Обретение надежды - страница 20

стр.

С годами она все чаще начала уставать от пустых одиноких вечеров, от необходимости в одиночку тащить громоздкий семейный воз, от жесткости и неуютности его характера. Пока дети были маленькие, это ощущалось не так сильно: возня с ними, работа над диссертацией, очереди в магазинах и в сапожных мастерских, преподавание в институте, кухня — иногда у нее слипались глаза за поздним ужином, и она была рада, что можно ни о чем не говорить, а составить грязные тарелки в раковину и пойти спать. Но потом девчонки подросли, взяли на себя бо́льшую часть хлопот по дому, времени стало больше, и Ольга Михайловна все отчетливее понимала, что что-то у них неладно, не так, как у людей.

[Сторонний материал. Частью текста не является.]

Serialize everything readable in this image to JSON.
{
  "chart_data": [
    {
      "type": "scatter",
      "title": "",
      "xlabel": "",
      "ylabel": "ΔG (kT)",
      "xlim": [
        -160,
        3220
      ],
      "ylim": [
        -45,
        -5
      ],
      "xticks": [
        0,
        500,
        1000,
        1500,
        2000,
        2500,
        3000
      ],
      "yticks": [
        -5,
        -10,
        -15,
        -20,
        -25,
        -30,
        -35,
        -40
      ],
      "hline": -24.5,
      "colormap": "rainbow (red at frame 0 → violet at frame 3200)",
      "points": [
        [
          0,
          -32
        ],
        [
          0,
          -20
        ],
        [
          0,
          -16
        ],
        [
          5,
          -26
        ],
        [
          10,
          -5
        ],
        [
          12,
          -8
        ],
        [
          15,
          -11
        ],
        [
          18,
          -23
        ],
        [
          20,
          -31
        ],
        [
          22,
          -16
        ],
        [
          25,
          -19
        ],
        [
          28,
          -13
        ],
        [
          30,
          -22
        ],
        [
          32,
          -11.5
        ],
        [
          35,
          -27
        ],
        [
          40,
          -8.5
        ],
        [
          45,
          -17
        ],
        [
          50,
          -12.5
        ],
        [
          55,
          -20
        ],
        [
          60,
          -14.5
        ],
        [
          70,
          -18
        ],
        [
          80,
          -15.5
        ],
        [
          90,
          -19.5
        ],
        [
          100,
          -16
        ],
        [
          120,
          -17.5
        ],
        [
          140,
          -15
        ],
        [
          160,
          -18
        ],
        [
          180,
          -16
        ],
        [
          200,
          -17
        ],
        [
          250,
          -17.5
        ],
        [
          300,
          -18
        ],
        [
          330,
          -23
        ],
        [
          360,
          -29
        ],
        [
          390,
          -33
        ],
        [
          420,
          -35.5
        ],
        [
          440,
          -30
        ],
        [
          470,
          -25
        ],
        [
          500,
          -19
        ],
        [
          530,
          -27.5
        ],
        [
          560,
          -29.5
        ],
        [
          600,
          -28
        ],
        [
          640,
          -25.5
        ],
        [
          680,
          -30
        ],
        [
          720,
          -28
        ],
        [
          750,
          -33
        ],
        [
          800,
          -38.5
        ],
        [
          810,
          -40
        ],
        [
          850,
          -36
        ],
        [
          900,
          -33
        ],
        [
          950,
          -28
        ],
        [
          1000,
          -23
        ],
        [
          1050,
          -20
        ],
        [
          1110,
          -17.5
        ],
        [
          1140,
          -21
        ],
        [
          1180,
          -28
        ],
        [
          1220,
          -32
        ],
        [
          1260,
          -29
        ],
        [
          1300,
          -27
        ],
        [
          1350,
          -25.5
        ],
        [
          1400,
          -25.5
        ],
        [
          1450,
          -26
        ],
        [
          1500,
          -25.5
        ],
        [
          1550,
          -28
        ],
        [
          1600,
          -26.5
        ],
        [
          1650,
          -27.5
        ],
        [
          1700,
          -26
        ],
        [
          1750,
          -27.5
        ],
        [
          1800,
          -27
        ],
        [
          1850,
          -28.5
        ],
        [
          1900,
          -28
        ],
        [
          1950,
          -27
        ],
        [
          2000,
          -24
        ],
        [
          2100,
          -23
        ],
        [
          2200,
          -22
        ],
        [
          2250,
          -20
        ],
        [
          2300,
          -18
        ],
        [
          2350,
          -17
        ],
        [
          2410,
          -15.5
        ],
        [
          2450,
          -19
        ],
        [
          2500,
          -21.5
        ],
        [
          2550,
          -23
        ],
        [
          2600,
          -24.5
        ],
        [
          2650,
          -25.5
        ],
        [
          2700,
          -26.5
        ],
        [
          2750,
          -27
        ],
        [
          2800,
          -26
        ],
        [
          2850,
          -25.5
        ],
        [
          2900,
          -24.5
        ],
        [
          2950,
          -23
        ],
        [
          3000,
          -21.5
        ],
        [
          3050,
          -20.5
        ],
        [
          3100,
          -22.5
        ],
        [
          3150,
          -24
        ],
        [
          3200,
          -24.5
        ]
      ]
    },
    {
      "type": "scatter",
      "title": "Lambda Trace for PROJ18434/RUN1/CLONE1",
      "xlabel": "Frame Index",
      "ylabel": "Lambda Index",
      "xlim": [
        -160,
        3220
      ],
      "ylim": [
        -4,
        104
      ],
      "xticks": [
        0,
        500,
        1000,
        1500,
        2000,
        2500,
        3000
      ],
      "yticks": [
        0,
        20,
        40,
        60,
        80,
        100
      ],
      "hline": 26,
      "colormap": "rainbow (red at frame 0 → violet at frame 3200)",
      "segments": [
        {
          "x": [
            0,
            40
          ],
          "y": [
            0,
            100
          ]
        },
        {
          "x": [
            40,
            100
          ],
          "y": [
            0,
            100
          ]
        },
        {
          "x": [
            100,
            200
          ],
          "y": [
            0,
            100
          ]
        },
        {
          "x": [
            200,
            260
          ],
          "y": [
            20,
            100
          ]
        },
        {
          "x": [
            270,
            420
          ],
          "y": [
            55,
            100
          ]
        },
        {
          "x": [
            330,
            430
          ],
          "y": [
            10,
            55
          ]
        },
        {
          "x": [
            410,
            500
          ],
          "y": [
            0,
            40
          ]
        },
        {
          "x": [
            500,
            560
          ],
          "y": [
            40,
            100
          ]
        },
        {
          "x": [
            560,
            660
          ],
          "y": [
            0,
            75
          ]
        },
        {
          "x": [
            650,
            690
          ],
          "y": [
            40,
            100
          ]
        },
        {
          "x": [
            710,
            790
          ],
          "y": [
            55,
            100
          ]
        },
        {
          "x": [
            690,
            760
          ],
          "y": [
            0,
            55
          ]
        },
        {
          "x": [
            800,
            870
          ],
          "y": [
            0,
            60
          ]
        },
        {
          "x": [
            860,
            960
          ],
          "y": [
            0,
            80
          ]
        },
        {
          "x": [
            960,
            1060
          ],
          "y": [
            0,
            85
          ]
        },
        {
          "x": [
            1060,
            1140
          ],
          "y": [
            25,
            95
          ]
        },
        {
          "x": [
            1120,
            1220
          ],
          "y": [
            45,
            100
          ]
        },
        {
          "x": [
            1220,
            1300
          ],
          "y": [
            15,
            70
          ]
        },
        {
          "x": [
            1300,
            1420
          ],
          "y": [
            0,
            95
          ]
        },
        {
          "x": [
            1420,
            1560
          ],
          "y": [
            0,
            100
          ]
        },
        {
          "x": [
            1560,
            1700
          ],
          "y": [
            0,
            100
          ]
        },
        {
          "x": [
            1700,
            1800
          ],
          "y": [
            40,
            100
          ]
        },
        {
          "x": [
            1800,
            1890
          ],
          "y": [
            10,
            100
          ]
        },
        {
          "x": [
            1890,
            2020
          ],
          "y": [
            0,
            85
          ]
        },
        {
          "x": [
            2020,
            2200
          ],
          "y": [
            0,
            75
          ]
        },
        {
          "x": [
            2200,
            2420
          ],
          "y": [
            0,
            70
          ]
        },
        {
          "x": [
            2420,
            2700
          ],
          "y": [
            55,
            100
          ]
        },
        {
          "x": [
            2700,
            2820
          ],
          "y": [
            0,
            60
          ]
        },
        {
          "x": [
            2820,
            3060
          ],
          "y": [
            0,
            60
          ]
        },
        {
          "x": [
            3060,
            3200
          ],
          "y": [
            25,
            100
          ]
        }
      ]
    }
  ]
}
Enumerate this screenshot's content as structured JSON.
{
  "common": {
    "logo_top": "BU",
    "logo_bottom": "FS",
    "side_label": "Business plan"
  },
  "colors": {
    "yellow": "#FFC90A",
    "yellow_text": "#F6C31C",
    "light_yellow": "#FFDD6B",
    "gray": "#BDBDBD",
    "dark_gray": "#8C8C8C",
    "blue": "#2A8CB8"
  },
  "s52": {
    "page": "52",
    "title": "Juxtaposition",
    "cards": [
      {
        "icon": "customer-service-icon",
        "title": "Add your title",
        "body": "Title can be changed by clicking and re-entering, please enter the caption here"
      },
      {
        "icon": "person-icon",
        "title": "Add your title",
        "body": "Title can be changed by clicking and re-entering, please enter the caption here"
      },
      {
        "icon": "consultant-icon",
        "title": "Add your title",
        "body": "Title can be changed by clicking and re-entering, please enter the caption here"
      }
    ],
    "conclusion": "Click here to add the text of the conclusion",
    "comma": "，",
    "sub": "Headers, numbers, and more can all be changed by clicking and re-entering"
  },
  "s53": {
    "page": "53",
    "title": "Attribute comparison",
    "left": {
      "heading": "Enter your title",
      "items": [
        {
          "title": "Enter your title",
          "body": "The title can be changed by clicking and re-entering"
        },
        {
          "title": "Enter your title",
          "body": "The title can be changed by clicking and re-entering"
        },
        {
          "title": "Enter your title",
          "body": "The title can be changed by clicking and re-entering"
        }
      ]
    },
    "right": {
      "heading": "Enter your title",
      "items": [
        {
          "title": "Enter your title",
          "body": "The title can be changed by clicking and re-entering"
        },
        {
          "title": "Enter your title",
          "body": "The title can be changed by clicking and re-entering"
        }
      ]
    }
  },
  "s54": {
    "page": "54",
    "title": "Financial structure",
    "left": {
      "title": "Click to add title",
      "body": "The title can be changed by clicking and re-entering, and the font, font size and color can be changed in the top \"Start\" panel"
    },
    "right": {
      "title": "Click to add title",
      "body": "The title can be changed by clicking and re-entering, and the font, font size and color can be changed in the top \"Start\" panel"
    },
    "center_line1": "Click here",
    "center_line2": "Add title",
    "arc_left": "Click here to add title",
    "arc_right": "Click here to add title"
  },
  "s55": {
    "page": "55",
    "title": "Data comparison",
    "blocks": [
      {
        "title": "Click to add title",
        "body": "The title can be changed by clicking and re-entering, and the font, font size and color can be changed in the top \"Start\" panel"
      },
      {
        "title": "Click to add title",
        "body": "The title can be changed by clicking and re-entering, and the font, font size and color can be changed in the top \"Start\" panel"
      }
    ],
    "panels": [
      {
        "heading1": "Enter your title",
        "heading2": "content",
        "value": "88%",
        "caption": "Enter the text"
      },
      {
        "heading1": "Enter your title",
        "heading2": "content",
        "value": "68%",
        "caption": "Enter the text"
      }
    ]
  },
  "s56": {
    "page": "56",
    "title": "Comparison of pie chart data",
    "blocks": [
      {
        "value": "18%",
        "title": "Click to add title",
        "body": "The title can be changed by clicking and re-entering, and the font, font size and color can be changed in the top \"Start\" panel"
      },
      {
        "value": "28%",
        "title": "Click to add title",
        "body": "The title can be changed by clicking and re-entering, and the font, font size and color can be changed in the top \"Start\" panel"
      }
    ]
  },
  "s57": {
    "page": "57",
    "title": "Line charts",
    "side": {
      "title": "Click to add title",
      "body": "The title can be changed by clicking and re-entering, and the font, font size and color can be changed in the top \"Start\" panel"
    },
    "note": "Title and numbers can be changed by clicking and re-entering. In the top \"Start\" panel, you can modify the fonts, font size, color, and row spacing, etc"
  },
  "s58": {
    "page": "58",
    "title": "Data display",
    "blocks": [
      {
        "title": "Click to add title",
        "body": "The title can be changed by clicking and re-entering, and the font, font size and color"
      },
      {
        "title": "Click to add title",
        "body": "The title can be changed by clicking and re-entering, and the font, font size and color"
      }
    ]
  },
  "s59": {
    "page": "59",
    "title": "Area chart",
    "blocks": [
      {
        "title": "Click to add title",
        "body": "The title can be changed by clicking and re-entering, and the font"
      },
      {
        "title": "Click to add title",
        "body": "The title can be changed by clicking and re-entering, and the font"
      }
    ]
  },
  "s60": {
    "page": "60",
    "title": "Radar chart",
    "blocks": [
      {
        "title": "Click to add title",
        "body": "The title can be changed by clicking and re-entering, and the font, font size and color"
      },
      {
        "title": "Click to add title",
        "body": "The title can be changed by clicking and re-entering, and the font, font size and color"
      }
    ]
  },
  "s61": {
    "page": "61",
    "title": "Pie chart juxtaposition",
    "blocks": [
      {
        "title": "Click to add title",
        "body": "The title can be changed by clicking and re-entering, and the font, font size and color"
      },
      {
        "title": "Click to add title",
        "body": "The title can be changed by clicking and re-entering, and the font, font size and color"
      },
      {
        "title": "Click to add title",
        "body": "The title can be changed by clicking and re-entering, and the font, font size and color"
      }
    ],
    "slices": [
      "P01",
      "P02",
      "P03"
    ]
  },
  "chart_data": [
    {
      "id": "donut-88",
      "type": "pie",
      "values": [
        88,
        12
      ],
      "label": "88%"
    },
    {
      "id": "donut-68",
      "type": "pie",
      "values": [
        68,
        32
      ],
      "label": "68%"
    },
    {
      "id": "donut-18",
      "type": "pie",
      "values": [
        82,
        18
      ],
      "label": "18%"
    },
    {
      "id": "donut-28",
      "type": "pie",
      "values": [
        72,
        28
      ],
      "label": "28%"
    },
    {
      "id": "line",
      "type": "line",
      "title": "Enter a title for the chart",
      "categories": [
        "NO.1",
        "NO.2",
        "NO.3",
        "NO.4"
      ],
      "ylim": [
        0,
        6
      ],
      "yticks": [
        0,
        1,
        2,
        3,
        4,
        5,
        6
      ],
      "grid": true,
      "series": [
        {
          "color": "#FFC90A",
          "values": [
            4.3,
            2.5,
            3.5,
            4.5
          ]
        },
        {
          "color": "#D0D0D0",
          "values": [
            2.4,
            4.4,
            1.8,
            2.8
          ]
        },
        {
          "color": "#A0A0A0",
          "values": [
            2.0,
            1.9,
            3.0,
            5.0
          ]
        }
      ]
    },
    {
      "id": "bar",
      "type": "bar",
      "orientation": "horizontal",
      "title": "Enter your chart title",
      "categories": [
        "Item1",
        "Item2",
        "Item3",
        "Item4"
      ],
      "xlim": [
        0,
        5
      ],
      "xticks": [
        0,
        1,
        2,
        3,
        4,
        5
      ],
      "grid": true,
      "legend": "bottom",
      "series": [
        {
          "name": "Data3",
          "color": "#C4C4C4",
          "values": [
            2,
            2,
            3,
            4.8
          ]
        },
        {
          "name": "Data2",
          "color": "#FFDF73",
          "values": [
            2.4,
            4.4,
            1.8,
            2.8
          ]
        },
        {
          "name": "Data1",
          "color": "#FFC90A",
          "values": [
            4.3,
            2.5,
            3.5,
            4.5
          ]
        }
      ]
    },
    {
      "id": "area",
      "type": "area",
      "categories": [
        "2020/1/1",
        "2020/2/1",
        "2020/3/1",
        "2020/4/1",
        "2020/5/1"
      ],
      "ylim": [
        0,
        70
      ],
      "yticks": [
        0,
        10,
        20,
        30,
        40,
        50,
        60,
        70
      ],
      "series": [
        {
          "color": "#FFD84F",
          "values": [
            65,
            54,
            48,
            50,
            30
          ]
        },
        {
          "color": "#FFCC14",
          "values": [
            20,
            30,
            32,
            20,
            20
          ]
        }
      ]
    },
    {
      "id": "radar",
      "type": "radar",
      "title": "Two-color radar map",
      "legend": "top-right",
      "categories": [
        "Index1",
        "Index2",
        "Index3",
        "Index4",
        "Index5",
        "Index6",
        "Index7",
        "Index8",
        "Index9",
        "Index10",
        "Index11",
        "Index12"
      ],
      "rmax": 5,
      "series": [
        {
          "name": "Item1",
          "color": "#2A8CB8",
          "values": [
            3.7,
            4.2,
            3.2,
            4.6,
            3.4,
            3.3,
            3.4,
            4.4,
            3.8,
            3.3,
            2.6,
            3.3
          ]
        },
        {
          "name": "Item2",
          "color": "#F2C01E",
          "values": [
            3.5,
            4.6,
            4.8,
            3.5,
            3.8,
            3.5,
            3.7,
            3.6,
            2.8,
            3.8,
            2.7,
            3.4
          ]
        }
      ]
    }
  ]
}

Она гордилась мужем, его энергией, работоспособностью, одержимостью, с какой он от темна до темна пропадал в институте, вникая в самые малые мелочи, — от ремонта столовой для персонала до завозки крыс и мышей в виварий. Ей было приятно, что незнакомые люди приходят к ним в дом, звонят по телефону, останавливают на улице, умоляя, чтобы их близких посмотрел или прооперировал «сам профессор»; отблеск славы Вересова — первоклассного онколога, ложился и на нее, обыкновенного педиатра с кандидатской степенью, каких можно встретить в любой крупной клинической больнице, и на ее дочерей. И вместе с тем иногда она до слез завидовала своей двоюродной сестре Вике, у которой муж был обыкновенным слесарем на приборостроительном заводе Ленина. Он работал в своем цеху восемь часов в день, ходил с женой в кино и театр, мастерил с сыновьями змеев и проверял дневники, относил в прачечную белье и выносил мусор. Когда Вика готовила обед, он топтался на кухне у нее за спиной, а если она покупала новую кофточку, обязательно подмечал, что синий цвет очень подходит к ее глазам. И хотя квартира у них была поменьше профессорских хором, и дачи не было, и собственной «Волги», и хотя зарабатывал Викин Борис меньше, чем Николай Александрович, Ольга Михайловна видела, что живут они легко и просто, и по-бабьи тосковала о такой жизни.

Работа, работа, работа... И ты, и дети всегда были сбоку припека, прежде всего — работа. Ты примирилась с этим, считала, что иначе и быть не может. И вот расплата: красные буковки, как клопы на белой стене.

В коридоре гулко залаял Пират — из школы вернулась Наташа. Потопталась в прихожей, заглянула в кабинет.

— Мамочка, что с тобой? Нездорова?

— Голова болит, — глухо, в подушку, чтобы Наташа не увидела, что плакала, ответила Ольга Михайловна.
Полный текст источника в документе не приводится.